MillenniumPost
Editor's Desk

Worrying figures

The famous data scientist W Edwards Deming once said, “Without data, you’re just another person with an opinion.” Almost 18 months after it took office, data tells us that the Bharatiya Janata Party-led government at the Centre has not done much to mitigate many of India’s current economic concerns. After the Bihar debacle, the last thing that the BJP wanted to hear was that industrial production has slacked to a four-month low of 3.6 percent while retail inflation inched up to 5 percent. Suffice to say, the economy is not out of the woods yet. According to data released Friday by the Central Statistics Office (CSO), industrial production grew at 3.6 percent in September, the slowest pace in four months and down from 6.3% in August, mainly because of subdued performance of the manufacturing sector. Retail inflation rose to a four-month high of 5 percent in October compared with 4.41 per cent in September this year and 4.62 percent in October 2014. It is apparent, from the two key macro indicators that the economy continues to face steep challenges. The rise in retail inflation was in no small part due to costlier pulses and other food items. In October, prices in the pulses and the products category shot up by a stunning 42.2 percent. Although the Centre, in alliance with various State governments, have taken stern measures to battle this rise in prices, food prices in India will continue to succumb to supply-side bottlenecks. 

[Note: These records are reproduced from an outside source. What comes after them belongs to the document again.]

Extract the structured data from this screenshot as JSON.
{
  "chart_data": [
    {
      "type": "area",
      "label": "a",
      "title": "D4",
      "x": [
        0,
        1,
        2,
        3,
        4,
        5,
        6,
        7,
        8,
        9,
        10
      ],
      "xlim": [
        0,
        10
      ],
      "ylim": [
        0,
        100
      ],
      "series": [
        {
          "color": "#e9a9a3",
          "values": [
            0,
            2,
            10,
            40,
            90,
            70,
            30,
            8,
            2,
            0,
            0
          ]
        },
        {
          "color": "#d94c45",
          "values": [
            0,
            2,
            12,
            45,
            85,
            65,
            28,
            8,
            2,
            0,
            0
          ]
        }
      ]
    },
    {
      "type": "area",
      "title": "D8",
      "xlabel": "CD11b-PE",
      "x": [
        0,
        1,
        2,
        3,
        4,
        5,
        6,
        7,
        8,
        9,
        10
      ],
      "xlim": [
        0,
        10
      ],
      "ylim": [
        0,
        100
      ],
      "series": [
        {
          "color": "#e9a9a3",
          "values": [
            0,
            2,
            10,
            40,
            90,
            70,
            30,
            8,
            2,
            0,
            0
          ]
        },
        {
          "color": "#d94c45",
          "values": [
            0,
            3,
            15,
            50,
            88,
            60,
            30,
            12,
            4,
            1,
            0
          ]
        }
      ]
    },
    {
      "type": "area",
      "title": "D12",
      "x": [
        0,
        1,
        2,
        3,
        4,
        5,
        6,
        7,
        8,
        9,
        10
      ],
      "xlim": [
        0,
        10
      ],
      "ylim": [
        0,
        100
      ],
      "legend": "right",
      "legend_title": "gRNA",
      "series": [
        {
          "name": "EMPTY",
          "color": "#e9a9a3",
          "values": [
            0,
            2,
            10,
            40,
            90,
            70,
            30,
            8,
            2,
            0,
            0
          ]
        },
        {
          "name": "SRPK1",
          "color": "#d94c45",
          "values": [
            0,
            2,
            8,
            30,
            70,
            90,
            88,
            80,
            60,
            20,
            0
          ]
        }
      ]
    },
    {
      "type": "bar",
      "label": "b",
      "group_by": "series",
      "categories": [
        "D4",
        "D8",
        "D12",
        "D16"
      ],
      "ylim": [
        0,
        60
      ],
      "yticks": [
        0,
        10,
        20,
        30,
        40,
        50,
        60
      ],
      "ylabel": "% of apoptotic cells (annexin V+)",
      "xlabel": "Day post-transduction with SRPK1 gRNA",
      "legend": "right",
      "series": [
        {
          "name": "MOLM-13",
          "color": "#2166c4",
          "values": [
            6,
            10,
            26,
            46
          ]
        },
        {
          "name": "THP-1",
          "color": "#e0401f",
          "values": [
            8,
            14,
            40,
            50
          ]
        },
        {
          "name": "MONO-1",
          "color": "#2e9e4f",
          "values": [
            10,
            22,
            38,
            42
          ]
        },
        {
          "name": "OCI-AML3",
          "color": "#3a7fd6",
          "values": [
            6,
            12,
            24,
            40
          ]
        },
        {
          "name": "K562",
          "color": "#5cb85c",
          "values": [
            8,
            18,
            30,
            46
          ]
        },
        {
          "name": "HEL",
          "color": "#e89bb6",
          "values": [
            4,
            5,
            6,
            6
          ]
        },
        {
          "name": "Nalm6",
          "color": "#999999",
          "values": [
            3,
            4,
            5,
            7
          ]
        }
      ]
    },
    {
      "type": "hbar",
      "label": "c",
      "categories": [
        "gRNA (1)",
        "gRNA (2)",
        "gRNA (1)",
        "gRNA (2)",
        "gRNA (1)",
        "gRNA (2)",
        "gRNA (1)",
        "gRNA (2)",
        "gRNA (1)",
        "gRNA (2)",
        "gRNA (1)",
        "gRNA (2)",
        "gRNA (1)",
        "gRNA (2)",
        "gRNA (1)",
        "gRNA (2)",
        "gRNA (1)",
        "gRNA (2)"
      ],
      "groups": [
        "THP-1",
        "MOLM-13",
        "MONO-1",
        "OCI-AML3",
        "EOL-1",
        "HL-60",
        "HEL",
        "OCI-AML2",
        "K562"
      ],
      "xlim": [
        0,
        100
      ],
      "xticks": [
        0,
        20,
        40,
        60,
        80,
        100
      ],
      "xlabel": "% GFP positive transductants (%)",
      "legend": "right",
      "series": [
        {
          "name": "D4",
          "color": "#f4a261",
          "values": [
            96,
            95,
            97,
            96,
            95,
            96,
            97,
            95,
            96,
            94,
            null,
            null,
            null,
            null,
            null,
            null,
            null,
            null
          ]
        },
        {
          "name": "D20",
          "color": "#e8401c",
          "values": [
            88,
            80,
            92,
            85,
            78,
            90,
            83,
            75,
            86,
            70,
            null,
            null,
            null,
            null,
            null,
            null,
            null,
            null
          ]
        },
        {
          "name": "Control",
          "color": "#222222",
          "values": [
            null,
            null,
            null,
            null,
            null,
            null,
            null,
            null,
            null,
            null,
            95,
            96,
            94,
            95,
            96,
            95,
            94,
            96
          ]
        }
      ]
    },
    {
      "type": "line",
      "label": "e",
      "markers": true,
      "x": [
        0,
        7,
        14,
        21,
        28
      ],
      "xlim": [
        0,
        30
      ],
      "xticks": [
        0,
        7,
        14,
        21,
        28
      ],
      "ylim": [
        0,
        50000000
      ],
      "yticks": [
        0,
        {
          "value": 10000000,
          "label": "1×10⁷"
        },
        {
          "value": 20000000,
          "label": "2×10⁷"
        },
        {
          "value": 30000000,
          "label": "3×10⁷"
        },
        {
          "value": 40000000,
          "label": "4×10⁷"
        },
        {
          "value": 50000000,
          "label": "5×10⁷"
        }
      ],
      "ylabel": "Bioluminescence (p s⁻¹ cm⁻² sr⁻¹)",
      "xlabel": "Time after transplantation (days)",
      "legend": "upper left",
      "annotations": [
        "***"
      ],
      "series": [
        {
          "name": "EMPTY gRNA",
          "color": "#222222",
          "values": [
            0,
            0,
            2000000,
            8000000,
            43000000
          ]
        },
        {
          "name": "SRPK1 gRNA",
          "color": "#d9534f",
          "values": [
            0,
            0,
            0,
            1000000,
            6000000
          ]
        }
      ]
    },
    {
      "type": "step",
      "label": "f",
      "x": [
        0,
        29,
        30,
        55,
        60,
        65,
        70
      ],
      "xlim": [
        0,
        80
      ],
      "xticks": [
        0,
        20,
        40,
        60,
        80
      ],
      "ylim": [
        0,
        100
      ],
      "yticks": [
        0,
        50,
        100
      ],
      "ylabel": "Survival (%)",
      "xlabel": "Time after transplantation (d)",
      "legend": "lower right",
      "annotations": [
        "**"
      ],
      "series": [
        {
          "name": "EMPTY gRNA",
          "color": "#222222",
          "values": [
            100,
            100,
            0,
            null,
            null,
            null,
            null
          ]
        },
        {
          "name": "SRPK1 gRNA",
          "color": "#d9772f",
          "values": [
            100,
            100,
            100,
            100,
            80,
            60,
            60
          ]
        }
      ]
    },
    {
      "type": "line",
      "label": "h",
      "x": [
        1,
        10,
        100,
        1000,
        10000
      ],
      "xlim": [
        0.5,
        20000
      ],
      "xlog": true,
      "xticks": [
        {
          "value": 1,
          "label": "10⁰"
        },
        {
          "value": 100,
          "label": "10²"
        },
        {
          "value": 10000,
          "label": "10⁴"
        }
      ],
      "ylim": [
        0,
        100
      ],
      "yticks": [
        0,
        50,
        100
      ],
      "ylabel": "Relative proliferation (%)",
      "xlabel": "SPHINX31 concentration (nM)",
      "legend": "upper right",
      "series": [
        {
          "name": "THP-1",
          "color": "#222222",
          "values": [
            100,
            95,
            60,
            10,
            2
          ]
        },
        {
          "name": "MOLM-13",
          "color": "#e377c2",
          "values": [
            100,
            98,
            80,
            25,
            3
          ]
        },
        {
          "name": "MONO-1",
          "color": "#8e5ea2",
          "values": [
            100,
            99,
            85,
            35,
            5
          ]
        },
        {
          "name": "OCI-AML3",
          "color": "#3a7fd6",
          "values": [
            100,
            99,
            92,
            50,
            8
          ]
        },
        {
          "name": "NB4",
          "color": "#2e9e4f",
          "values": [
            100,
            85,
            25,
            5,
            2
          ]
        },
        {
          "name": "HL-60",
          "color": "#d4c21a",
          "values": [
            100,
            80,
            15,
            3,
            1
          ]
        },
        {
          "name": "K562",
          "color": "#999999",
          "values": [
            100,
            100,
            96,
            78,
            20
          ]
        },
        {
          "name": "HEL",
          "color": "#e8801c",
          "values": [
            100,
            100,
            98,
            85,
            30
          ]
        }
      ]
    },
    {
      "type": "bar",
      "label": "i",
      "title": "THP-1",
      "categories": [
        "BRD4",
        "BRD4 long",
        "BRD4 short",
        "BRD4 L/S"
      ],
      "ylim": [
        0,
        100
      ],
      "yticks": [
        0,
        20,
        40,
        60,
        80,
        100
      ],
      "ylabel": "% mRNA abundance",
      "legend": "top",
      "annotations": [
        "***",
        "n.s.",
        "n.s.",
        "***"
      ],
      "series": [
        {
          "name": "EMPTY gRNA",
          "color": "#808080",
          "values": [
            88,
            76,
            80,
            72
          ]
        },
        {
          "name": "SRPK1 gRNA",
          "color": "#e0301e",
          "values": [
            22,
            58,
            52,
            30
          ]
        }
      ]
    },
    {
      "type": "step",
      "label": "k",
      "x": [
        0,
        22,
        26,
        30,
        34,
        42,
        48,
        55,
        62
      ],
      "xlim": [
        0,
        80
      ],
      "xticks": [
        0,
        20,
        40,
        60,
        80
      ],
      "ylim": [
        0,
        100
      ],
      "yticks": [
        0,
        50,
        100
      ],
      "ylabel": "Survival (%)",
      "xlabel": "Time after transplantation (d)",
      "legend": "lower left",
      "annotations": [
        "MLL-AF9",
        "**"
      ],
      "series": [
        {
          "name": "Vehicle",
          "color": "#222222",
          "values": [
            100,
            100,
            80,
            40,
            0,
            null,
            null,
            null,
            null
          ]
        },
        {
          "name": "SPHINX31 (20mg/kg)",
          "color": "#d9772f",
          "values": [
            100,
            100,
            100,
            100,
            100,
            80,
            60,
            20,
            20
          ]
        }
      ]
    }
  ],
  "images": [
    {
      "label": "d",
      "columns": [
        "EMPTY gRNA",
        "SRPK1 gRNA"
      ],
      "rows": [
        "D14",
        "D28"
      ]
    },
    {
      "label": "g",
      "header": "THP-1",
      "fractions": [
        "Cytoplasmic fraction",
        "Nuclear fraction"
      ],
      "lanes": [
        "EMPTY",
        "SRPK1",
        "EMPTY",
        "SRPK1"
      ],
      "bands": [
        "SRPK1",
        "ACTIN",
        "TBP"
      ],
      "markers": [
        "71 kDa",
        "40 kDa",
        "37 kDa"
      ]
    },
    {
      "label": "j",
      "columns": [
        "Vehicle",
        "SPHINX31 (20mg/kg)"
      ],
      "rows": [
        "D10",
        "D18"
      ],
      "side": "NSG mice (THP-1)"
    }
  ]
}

To revive our dawdling manufacturing sector, which was a major cause behind the drop in IIP, Prime Minister Modi has gone out of his way to invite foreign investment into the country. “The discourse on economic policy has been mainly focused on fiscal measures, monetary interventions, welfare programs and other such highly visible instruments of government action. Therefore, when an economy does poorly a disproportionate amount of the debate centers fiscal policy instruments. Economic lethargy is more often than not a consequence of the overall administrative eco-system that determines how easily a business can be started and closed, the efficiency with which contracts are enforced, the rules of administration pertaining to a variety of activities— such as getting permits for electricity and doing the paperwork for exports and imports. Recognizing that these have more bearing on an economy’s progress and blunt the more visible policy instruments, the World Bank has been focusing on countries improving their EODB (ease of doing business) standards. Thus, the standing on this also has a major impact on attracting investment to a country. India, given its cumbersome bureaucratic processes and its rent collecting proclivities, has been striving to clamber upwards on this index,” according to a social media post by Mohan Guruswamy, who heads the Centre for Policy Alternatives, an independent and privately funded think-tank in the national capital.
 
Before India can seek investments, it needs massive work to improve the business environment. Therefore, it is germane to ask whether the ease of doing business in India has really improved. The ease of doing business during the last year of the UPA government went up from 142 to 134. In the first NDA year, it went up to 130. The data is available on the World Bank website. To claim that the NDA government took it up from 142 to 130 is a brazen lie. The only improvement in the last year was the ease of electricity connection. India’s rank went up on that count because of a huge fall in demand leaving power distributors badly in need of industrial consumers paying the highest tariff. However, what should worry the government, especially Prime Minister Modi, since he had promised a spurt in job growth, is the ability of the Indian economy to absorb the millions who join the workforce every year. A massive demographic dividend, which the Prime Minister is not averse to showing off in his visits abroad, not only implies increased labour supply but also a challenge in finding capacity in the economy to absorb and productively employ extra workers. To make a larger number of people employable would necessitate large investment in human capital. Investment in educational and vocational training needs to be strengthened if India has to successfully reap the benefits of the demographic dividend. In 2011-12, according to the Centre, in nearly 18 percent of households in rural and 6 percent in urban areas, there was not a single member in the age-group 15 years and above who could read and write a simple message with understanding. Similarly, the recent report by the National Sample Survey Organisation states that during the survey period of July 2011 to June 2012, nearly 25 percent of males and 29 percent of females in the age range 5 to 29 years did not consider education necessary to eke out a living. These are worrying figures. Suffice to say, the Centre has indeed recently launched the National Policy on Skill Development and Entrepreneurship. With a whopping INR 5,040 crores being allocated for skill development across various ministries in the 2015 budget, the government has recognized the gap and is willing to fund programmes to bridge it. But beyond that, nothing really is clear.